Language Technology (LT) is a data-intensive field and major breakthroughs have stemmed from a better use of more and more Language Resources (LRs). The challenges ahead depend on a coherent strategy involving not only the best methods and technologies but also many LR related dimensions. One of these is evaluation. The major target will continue to be the problem of “understanding”: ours must become also a “knowledge-intensive” field. But the next frontier will focus not only on text or multilingualism but also around the concurrent use of different types of data, across sectors and across modalities (social media data, but also visual and multimodal data) and the integration of text analytics methods with methods for dealing with other types of data, to capture the full potential not only of big data but also of the combination of different modalities and different semantic/pragmatic contexts.
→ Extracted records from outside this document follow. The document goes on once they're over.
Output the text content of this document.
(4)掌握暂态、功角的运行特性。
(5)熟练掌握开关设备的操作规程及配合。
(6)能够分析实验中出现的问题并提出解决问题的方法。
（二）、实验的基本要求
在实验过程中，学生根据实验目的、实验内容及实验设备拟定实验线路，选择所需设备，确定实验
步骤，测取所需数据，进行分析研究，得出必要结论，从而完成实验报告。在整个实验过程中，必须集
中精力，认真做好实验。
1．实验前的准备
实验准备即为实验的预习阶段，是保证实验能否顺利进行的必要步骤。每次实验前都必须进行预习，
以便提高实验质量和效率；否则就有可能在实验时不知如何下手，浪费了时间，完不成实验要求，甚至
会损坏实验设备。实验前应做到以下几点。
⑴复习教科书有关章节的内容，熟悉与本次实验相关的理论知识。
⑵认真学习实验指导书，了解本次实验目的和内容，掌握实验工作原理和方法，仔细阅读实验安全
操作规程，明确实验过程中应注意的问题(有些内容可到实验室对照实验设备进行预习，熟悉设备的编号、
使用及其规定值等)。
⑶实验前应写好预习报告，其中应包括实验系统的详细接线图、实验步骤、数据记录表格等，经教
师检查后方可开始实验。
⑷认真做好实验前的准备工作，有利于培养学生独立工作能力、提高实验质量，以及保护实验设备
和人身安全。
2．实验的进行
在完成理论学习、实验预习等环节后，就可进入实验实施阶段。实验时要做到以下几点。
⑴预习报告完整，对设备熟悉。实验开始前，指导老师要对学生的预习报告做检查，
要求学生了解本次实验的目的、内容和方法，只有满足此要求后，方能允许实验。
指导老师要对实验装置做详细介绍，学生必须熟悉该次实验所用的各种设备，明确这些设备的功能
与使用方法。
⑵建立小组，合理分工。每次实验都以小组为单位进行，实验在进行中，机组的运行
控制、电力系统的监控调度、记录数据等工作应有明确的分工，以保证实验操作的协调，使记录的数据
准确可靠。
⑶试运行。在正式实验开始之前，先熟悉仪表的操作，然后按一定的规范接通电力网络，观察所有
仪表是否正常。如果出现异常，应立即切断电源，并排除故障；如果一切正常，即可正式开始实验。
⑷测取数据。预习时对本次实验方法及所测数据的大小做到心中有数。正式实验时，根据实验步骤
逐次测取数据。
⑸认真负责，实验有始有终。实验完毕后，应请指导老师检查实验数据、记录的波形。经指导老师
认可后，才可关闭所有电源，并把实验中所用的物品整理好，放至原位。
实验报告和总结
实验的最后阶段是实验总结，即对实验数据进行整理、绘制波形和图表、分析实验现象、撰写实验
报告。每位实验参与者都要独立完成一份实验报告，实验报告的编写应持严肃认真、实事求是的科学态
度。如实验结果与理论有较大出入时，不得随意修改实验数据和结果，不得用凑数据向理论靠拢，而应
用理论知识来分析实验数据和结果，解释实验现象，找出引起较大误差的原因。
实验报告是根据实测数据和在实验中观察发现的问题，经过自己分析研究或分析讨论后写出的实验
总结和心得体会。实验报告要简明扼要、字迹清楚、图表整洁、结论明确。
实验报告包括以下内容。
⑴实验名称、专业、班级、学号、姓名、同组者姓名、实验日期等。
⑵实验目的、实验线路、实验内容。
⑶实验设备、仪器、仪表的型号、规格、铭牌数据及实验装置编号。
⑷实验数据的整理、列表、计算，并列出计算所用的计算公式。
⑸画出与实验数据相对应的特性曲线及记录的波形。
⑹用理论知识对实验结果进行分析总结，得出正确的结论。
A critical point will be the adoption of consolidated methodologies and achievements (e.g. appropriate evaluation mechanisms and interoperability) of the LT/LR field also when working on different types of data.
The presentation will also highlight some policy issues that must be considered when making up a strategy for the future of the field: issues such as sharing resources and tools, adopting the paradigm of accumulation of knowledge and allowing replicability of research results.